NB: those URLs are also matched against the extensions choosen in the program main window.
Growing set of indexes
The second parameter of the filter function may be used to schedule other indexes.
Synopsis
downloadManager.addRequest(url, folder);
- url
- URL of the index to be downloaded
- folder
- name of the folder where the files linked by this index are downloaded to. If this argument is omitted, then an automatic generated name is used.
The function returns true if and only if the request is schedeled. It may fail if the folder's name isn't correct
(ex it contains / or it is equal to . or ..).

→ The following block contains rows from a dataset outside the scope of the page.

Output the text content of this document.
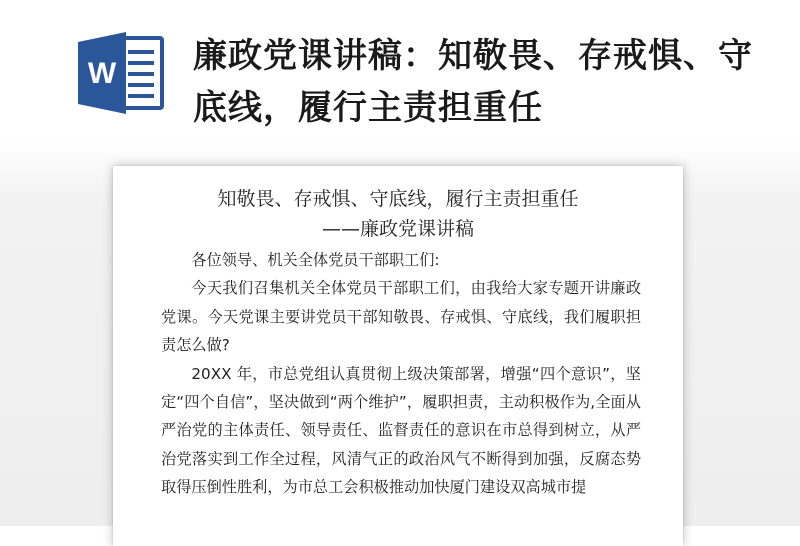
W 廉政党课讲稿：知敬畏、存戒惧、守底线，履行主责担重任
知敬畏、存戒惧、守底线，履行主责担重任
——廉政党课讲稿

各位领导、机关全体党员干部职工们:

今天我们召集机关全体党员干部职工们，由我给大家专题开讲廉政党课。今天党课主要讲党员干部知敬畏、存戒惧、守底线，我们履职担责怎么做?

20XX 年，市总党组认真贯彻上级决策部署，增强“四个意识”，坚定“四个自信”，坚决做到“两个维护”，履职担责，主动积极作为,全面从严治党的主体责任、领导责任、监督责任的意识在市总得到树立，从严治党落实到工作全过程，风清气正的政治风气不断得到加强，反腐态势取得压倒性胜利，为市总工会积极推动加快厦门建设双高城市提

You have to guarantee that infinite recursion may not occur.
License
QPictureDownloader 2.0.0, a free picture grabber
Copyright (C) 2007 2008 Manuel Fiorelli <manuel.fiorelli@gmail.com>
This program is free software; you can redistribute it and/or modify it under the terms of the GNU General Public License (version 2) as published by the Free Software Foundation.

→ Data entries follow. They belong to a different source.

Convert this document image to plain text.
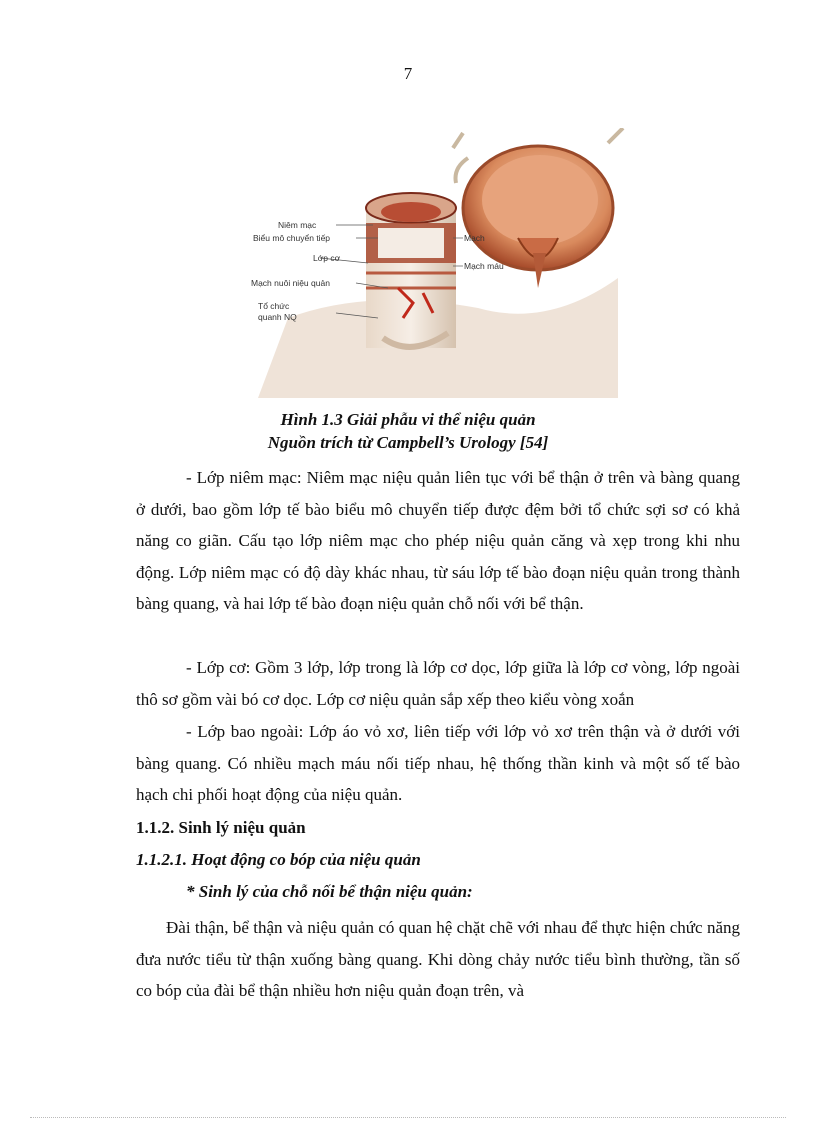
7
Niêm mạc
Biểu mô chuyển tiếp
Lớp cơ
Mạch nuôi niệu quản
Tổ chức
quanh NQ
Mạch
Mạch máu
Hình 1.3 Giải phẫu vi thể niệu quản
Nguồn trích từ Campbell’s Urology [54]

- Lớp niêm mạc: Niêm mạc niệu quản liên tục với bể thận ở trên và bàng quang ở dưới, bao gồm lớp tế bào biểu mô chuyển tiếp được đệm bởi tổ chức sợi sơ có khả năng co giãn. Cấu tạo lớp niêm mạc cho phép niệu quản căng và xẹp trong khi nhu động. Lớp niêm mạc có độ dày khác nhau, từ sáu lớp tế bào đoạn niệu quản trong thành bàng quang, và hai lớp tế bào đoạn niệu quản chỗ nối với bể thận.

- Lớp cơ: Gồm 3 lớp, lớp trong là lớp cơ dọc, lớp giữa là lớp cơ vòng, lớp ngoài thô sơ gồm vài bó cơ dọc. Lớp cơ niệu quản sắp xếp theo kiểu vòng xoắn

- Lớp bao ngoài: Lớp áo vỏ xơ, liên tiếp với lớp vỏ xơ trên thận và ở dưới với bàng quang. Có nhiều mạch máu nối tiếp nhau, hệ thống thần kinh và một số tế bào hạch chi phối hoạt động của niệu quản.

1.1.2. Sinh lý niệu quản
1.1.2.1. Hoạt động co bóp của niệu quản
* Sinh lý của chỗ nối bể thận niệu quản:

Đài thận, bể thận và niệu quản có quan hệ chặt chẽ với nhau để thực hiện chức năng đưa nước tiểu từ thận xuống bàng quang. Khi dòng chảy nước tiểu bình thường, tần số co bóp của đài bể thận nhiều hơn niệu quản đoạn trên, và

This program is distributed in the hope that it will be useful, but WITHOUT ANY WARRANTY; without even the implied warranty of MERCHANTABILITY or FITNESS FOR A PARTICULAR PURPOSE. See the GNU General Public License for more details.
You should have received a copy of the GNU General Public License along with this program; if not, write to the Free Software Foundation, Inc., 51 Franklin Street, Fifth Floor, Boston, MA 02110-1301, USA.